Chapter 177 夢を聞く

夢を見るのは、人間だけではなく他の生き物も夢を見ます。
夢を見るのは五感によるもので、わたしたち人間は視覚が他の感覚器官より最もよく働くものですから、目で夢を見る。
そこで、今まで「観る」という表現をしてきたわけです。
わたしたちの一番身近にいる生き物である犬を観察しますと、彼らもREM睡眠をしていることがよくわかります。
瞼をピクピクさせて寝ています。
しかし彼らの五感で最もよく働くのは視覚ではなく嗅覚なので、彼らの夢は専ら匂い中心の夢です。

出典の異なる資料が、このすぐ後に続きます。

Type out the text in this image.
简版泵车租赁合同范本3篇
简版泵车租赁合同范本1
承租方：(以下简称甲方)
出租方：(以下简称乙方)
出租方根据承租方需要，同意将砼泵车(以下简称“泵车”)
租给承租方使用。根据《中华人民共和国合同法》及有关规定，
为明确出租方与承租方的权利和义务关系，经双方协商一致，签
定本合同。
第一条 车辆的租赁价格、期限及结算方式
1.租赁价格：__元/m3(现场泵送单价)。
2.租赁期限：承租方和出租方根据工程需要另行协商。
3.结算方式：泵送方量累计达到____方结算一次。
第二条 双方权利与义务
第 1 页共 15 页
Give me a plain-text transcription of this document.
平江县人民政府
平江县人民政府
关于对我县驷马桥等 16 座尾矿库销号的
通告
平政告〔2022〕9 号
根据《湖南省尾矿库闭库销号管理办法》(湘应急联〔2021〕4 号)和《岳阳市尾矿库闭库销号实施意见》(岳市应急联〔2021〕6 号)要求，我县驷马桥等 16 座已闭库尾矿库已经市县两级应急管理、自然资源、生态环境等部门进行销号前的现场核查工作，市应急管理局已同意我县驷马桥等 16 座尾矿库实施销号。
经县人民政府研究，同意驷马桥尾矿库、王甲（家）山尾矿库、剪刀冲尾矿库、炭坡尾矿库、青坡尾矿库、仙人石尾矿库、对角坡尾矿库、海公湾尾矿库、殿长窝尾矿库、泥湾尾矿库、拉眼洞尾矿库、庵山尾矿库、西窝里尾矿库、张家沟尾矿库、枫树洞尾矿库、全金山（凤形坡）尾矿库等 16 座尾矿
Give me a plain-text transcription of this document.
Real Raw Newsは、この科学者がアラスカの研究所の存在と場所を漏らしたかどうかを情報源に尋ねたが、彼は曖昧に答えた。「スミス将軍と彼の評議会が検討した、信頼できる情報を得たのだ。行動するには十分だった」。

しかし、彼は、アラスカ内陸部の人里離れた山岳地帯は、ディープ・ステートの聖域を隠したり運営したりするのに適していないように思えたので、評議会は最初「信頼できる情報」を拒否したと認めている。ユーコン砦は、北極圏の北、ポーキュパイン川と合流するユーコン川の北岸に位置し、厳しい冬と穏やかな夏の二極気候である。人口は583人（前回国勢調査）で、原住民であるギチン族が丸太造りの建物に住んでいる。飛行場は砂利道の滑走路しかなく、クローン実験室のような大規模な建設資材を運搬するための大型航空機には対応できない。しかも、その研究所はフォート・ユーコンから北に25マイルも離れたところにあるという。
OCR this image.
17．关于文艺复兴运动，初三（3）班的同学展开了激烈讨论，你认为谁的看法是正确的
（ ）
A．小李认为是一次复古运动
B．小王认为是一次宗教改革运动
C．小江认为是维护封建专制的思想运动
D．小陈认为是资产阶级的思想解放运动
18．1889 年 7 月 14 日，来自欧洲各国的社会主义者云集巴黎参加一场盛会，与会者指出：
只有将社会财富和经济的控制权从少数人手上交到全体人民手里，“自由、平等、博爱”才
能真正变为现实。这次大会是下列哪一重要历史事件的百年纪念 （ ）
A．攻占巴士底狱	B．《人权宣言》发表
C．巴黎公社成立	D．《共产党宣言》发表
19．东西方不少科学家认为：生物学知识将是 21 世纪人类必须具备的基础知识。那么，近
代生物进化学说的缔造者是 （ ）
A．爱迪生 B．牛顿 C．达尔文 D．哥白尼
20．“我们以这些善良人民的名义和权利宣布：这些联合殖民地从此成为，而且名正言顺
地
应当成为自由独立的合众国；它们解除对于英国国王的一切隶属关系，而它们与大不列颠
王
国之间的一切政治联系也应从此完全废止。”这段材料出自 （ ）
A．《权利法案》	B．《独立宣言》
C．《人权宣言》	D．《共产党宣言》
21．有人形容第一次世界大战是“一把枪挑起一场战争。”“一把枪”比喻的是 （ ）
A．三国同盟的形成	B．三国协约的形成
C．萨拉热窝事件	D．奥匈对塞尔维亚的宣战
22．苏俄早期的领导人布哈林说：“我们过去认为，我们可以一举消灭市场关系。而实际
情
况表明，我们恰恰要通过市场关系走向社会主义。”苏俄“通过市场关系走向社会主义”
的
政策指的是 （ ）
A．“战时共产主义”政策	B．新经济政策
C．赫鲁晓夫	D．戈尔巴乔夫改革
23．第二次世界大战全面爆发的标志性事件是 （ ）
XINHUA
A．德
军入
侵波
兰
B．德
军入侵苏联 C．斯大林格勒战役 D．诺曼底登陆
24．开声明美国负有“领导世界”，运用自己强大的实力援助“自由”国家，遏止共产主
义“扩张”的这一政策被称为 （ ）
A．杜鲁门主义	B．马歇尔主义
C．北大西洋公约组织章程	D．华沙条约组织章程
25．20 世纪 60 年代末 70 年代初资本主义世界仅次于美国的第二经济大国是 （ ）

もちろん彼らも視覚があるので、映像の夢も観ますが、わたしたち人間が観ているような映像中心の夢ではなく、匂い中心の夢なのです。
嗅覚が人並み以上に鋭い方がいれば、その方は匂いのある夢を観ておられると思います。
生まれつき目の不自由な方は、映像を知らないまま生きて来られたのですから、映像の夢を観ることは不可能な筈です。
視覚を使うことが出来ない分、他の五感がより鋭くなるのは当然です。
コミュニケーション機能としての言葉を最も発達させたのがわたしたち人間ですから、視覚の次に重要な五感は聴覚です。
生きていく上で最も重要なのが視覚であるのに対して、社会生活をする上で最も重要なのが聴覚なのです。
従って、目が不自由になると聴覚がより鋭くなるわけですが、それは生命エネルギーが目を通じて外部に洩れるのが一般のわたしたちと違って耳を通じて外部に洩れているからです。
そういう方も夢を見るのですが、映像で夢を観るのではなくて、音で夢を聞いておられる筈です。
夢を見るということは、蓄積された記憶の浄化作用つまり結晶化です。
わたしたちの記憶は時系列で蓄積されていると思っていますが、実はバラバラに蓄積されているのです。
現に、歳を重ねて行くと、わたしたちの記憶は正確さを欠いていきます。
若い時には、正確な時系列で覚えている記憶が、歳を重ねて行くと時系列で整理する機能が低下していきます。
記憶というのは、時系列に蓄積されているのではなくて、記憶を引き出す際に、時系列で配列させて引き出すようになっているのに、大脳機能の低下によって、時系列で配列させるソーティング機能も低下した結果であると考えられます。
夢はそれをカバーする役割を持っているのです。
生まれつき目の不自由な方は記憶を映像ではなく音を中心で覚えておられる筈ですから、夢も当然、音で聞かれている筈です。
夢の源泉である記憶は五感を通じて脳に蓄積されており、その五感の中で最もよく機能しているものを通じて表れたのが夢です。
わたしたち人間が夢を映像として観るのは、それだけ見るという五感が強いということに外ならないのです。